Breakfast: Fresh fruit such as apples, grapes, pears, peaches, pineapple, orange, melons, one or two slices whole meal toast, yogurt, skimmed milk or soya milk.
Mid-morning: Fresh fruit juice or coconut water.
Lunch: Combination salad of vegetables such as lettuce, cabbage, endive, carrots, cucumber, beetroot, tomato, onion and garlic. One or two slices of whole meal bread or chappatis, curd, fresh grapes and other fruits in season.
Mid-afternoon: One or two wholemeal biscuits and fruit juice.
Dinner : Fresh fruit or vegetable juice or soup, two lightly cooked vegetables, one or two whole wheat tappets.
The patient should also pay attention to other laws of nature for health building such as taking moderate exercise, getting proper rest and sleep, adopting the right mental attitude and getting fresh air and drinking pure water.
The use of an ice bag on the spinal area between the second and tenth thoracic vertebrae for 30 minutes three times a week, a hot compress applied to the left side of the neck for 30 minutes every alternate day and massage of the abdomen and upper back muscles are water treatments which are beneficial in cases of heart disease.

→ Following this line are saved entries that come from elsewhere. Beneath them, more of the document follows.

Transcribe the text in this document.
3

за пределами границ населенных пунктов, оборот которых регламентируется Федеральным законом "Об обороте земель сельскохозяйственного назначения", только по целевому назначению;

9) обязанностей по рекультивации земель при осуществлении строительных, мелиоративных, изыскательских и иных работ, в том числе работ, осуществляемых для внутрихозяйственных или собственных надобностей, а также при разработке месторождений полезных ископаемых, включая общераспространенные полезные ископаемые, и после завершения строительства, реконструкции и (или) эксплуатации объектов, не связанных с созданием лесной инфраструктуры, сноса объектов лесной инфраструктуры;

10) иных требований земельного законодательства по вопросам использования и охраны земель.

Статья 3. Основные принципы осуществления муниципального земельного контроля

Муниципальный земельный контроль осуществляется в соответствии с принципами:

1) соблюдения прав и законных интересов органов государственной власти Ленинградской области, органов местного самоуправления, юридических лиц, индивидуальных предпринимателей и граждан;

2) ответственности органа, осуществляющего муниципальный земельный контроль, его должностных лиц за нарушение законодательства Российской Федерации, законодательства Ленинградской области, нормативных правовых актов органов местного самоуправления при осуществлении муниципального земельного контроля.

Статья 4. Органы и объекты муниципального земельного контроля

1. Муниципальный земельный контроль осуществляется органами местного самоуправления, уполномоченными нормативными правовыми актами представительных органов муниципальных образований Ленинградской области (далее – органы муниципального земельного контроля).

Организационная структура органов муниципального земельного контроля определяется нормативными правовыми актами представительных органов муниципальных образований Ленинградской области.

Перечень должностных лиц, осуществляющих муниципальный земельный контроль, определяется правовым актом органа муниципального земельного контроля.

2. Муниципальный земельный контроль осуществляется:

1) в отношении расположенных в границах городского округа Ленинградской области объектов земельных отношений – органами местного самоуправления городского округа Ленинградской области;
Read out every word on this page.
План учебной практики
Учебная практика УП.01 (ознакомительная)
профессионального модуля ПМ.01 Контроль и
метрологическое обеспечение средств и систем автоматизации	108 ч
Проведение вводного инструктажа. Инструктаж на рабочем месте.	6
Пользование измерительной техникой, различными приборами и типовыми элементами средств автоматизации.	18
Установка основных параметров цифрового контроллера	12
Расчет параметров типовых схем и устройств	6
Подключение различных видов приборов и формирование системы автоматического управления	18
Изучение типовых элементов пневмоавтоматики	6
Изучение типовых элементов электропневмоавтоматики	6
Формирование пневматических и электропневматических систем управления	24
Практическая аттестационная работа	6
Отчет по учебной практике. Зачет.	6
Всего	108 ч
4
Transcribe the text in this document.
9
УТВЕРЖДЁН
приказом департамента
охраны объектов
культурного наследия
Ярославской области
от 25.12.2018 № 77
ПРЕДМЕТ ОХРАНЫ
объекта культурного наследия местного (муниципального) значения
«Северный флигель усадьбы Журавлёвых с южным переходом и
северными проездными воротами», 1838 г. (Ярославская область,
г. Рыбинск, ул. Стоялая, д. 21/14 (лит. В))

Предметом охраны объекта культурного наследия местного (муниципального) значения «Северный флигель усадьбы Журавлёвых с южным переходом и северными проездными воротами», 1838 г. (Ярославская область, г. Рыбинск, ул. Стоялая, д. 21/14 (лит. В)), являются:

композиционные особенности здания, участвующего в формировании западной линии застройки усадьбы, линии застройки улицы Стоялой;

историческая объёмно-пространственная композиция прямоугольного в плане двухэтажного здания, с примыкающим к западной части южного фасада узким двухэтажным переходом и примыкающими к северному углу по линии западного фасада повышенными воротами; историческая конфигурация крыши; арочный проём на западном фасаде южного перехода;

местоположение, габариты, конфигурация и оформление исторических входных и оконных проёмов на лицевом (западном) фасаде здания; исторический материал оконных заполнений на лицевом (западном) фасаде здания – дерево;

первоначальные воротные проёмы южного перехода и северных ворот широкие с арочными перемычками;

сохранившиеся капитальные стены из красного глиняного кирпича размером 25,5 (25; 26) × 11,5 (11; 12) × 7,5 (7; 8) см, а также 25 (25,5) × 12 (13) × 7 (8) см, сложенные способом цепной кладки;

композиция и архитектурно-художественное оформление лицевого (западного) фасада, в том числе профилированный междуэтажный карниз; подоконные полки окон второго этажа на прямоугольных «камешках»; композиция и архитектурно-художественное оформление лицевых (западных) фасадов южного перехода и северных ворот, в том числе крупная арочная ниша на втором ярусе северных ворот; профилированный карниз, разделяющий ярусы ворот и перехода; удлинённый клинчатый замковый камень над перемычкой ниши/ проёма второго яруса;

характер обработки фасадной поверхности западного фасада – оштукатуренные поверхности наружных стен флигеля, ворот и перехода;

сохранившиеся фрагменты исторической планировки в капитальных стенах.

Hot foot and hand baths are excellent for relieving the pain of angina pectoris. To this may be added hot packs on the chest over the heart for one minute and a cold pack applied alternately for five minutes.
Asanas such as shavasana, vajrasana, and gomukhasna, yogic kriyas like jalneti and pranayamas such as shitali, sitkari and bhramari are also helpful in providing relief to heart.